Friday, August 9, 2013

Chinese Labor Getting Too Expensive

There is an interesting labor unrest in China that involves a foreign (an American) company and Chinese workers. The U.S. president of a company that operates a factory in China is being held hostage by a group of the Chinese employees there in a labor dispute at his medical supply plant in the Beijing suburbs. It's because the workers fear he came to Beijing to fire them and that he won't give them the same severance pay that workers who were fired earlier received. In fact, he flew to the factory in China to finalize the layoff of the 30 people from the plant's plastic division,  not to fire the hostage takers. The plastic's division has moved to Mumbai, India because it is cheaper and easier to operate there than it is in China. Rising costs, including a minimum wage, have made China more expensive  for U.S. and other companies as a a labor site in recent years. The cost of out outsourcing manufacturing to China will soon be equal to the cost of manufacturing in the U.S, so look for more of those factories to exit China.
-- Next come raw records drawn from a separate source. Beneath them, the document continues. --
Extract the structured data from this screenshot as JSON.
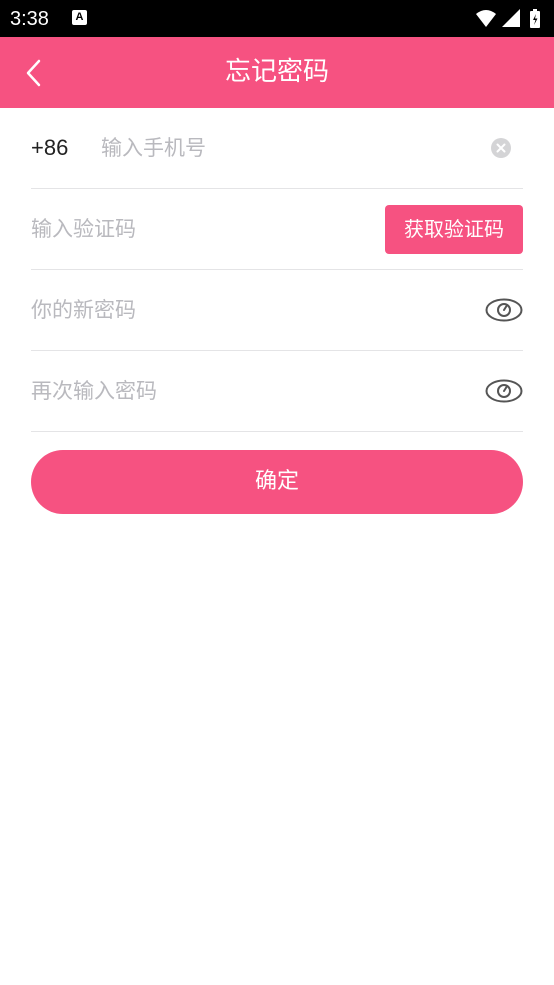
{
  "status_bar": {
    "time": "3:38",
    "notification_icon": "A",
    "icons": [
      "wifi-icon",
      "signal-icon",
      "battery-icon"
    ]
  },
  "app_bar": {
    "back_icon": "chevron-left-icon",
    "title": "忘记密码",
    "color": "#f65281"
  },
  "form": {
    "phone": {
      "prefix": "+86",
      "placeholder": "输入手机号",
      "value": "",
      "clear_icon": "clear-circle-icon"
    },
    "code": {
      "placeholder": "输入验证码",
      "value": "",
      "button_label": "获取验证码"
    },
    "new_password": {
      "placeholder": "你的新密码",
      "value": "",
      "toggle_icon": "eye-icon"
    },
    "confirm_password": {
      "placeholder": "再次输入密码",
      "value": "",
      "toggle_icon": "eye-icon"
    }
  },
  "confirm_button": {
    "label": "确定"
  }
}
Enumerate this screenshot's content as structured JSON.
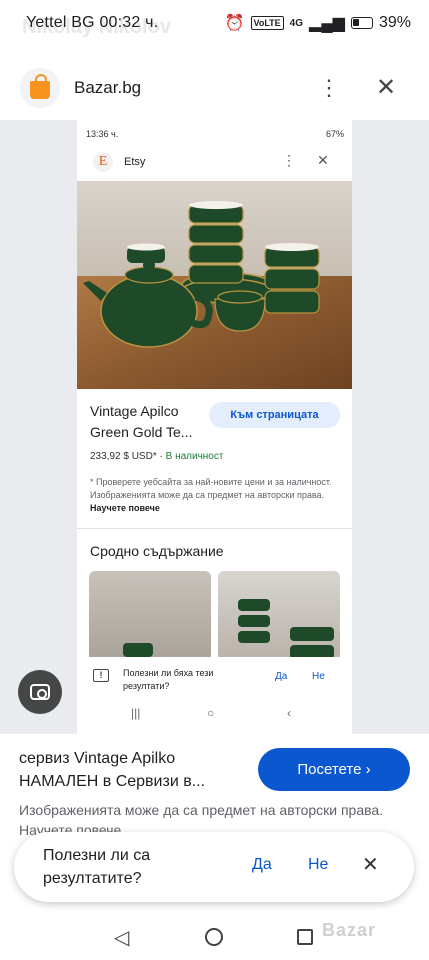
{
  "status_bar": {
    "carrier_time": "Yettel BG 00:32 ч.",
    "ghost_name": "Nikolay Nikolov",
    "network": "4G",
    "volte": "VoLTE",
    "battery": "39%"
  },
  "header": {
    "site_title": "Bazar.bg",
    "menu_icon": "kebab-menu-icon",
    "close_icon": "close-icon"
  },
  "inner": {
    "status_time": "13:36 ч.",
    "status_battery": "67%",
    "site_name": "Etsy",
    "etsy_letter": "E",
    "product_title": "Vintage Apilco Green Gold Te...",
    "visit_label": "Към страницата",
    "price": "233,92 $ USD*",
    "dot": "·",
    "stock": "В наличност",
    "disclaimer": "* Проверете уебсайта за най-новите цени и за наличност. Изображенията може да са предмет на авторски права.",
    "learn_more": "Научете повече",
    "related_title": "Сродно съдържание",
    "feedback_question": "Полезни ли бяха тези резултати?",
    "feedback_yes": "Да",
    "feedback_no": "Не",
    "nav_recent": "|||",
    "nav_home": "○",
    "nav_back": "‹"
  },
  "result": {
    "title": "сервиз Vintage Apilko НАМАЛЕН в Сервизи в...",
    "visit_label": "Посетете ›",
    "disclaimer": "Изображенията може да са предмет на авторски права. Научете повече"
  },
  "feedback": {
    "question": "Полезни ли са резултатите?",
    "yes": "Да",
    "no": "Не",
    "close": "✕"
  },
  "watermark": "Bazar",
  "colors": {
    "accent": "#0b57d0",
    "bazar_orange": "#f7931e",
    "teapot_green": "#1f4a2a",
    "stock_green": "#188038"
  }
}
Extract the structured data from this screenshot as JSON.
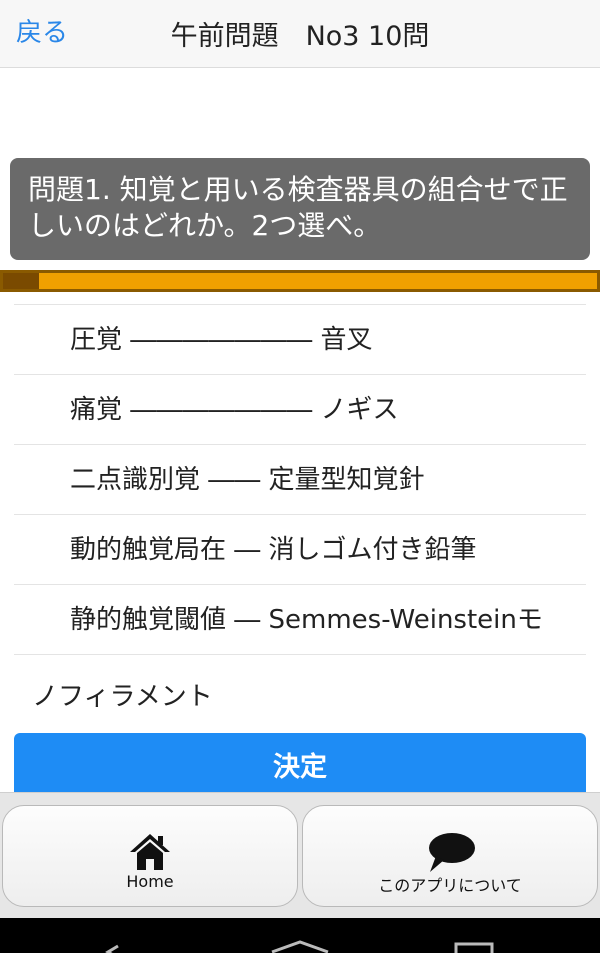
{
  "header": {
    "back_label": "戻る",
    "title": "午前問題　No3 10問"
  },
  "question": {
    "text": "問題1. 知覚と用いる検査器具の組合せで正しいのはどれか。2つ選べ。"
  },
  "progress": {
    "value": 0.06
  },
  "choices": [
    {
      "label": "圧覚 ――――――― 音叉"
    },
    {
      "label": "痛覚 ――――――― ノギス"
    },
    {
      "label": "二点識別覚 ―― 定量型知覚針"
    },
    {
      "label": "動的触覚局在 ― 消しゴム付き鉛筆"
    },
    {
      "label": "静的触覚閾値 ― Semmes-Weinsteinモ"
    }
  ],
  "choice_overflow": "ノフィラメント",
  "decide_label": "決定",
  "tabs": [
    {
      "label": "Home",
      "icon": "home-icon"
    },
    {
      "label": "このアプリについて",
      "icon": "speech-bubble-icon"
    }
  ],
  "colors": {
    "accent": "#1e8cf5",
    "back_link": "#2a87e8",
    "progress": "#f0a000",
    "progress_fill": "#7a4a00",
    "question_bg": "#6a6a6a"
  }
}
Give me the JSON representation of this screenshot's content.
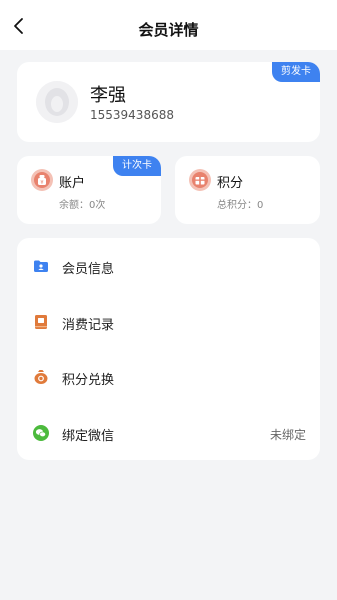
{
  "header": {
    "title": "会员详情",
    "back_icon": "chevron-left-icon"
  },
  "profile": {
    "name": "李强",
    "phone": "15539438688",
    "card_type_badge": "剪发卡",
    "avatar_icon": "default-avatar-icon"
  },
  "account": {
    "title": "账户",
    "subtitle": "余额：0次",
    "badge": "计次卡",
    "icon": "money-bag-icon",
    "icon_color": "#e8826d"
  },
  "points": {
    "title": "积分",
    "subtitle": "总积分：0",
    "icon": "gift-box-icon",
    "icon_color": "#e8826d"
  },
  "menu": {
    "items": [
      {
        "label": "会员信息",
        "icon": "folder-user-icon",
        "icon_color": "#3e82f0",
        "value": ""
      },
      {
        "label": "消费记录",
        "icon": "receipt-book-icon",
        "icon_color": "#e07a3b",
        "value": ""
      },
      {
        "label": "积分兑换",
        "icon": "exchange-bag-icon",
        "icon_color": "#e07a3b",
        "value": ""
      },
      {
        "label": "绑定微信",
        "icon": "wechat-icon",
        "icon_color": "#4cba3d",
        "value": "未绑定"
      }
    ]
  },
  "colors": {
    "accent": "#3e82f0",
    "background": "#f3f4f6",
    "card": "#ffffff"
  }
}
Sometimes Chinese workers hold their boss captive when wages are not paid on time. Once paid, and they let the boss go home. In this case the American president, Charles Starnes says they won't let him out of his office and that they have held them five straight days, says he feels like "a trapped animal",  has no access to his medicine, and  that he can't walk anywhere in the factory. He is surrounded by workers if he does. When he tries to walk to the gate to leave, they physically prevent him from getting to the gate. He is a prisoner in his own factory because about 100 workers erroneously think that they were also being laid off. They want the same layoff compensation packages that the plastic division workers got, despite the fact that the rest of the plant is not being closed.

Of course...the Chinese government will not intervene to assist the trapped company president. He will find the Chinese authorities not as accommodating in helping him leave as they were when they enticed him to operate a factory there. This incident and a few others like it shows that it is becoming too expensive to make products in China. It is why foreign manufactures are finding other even poorer countries with lower labor costs......India, Pakistan, Indonesia, Vietnam etc..... with fewer employee rights and wages that make it cheaper to operate there. No wonder the Chinese economy is slowing so fast. The loss of those low skilled labor factory jobs set up by foreigners is not being replaced fast enough with the the higher skilled domestic jobs the Chinese government is trying to create as a replacement.

Just this week, more than 1,000 furious migrant workers besieged a factory in Shanghai and held 18 Japanese and Chinese managers against their will for more than a day, after the workers were required to abide by unequal regulations. The labor force is restless in China. As they become more affluent, they become more demanding of the foreign companies there. The government fears that workers will  also demand more of the Chinese government . This anger along with the higher costs of doing business in China may be the nail in the coffin of the once non stop growth in the Chinese economy. I wonder what the Chinese government can or will do about this.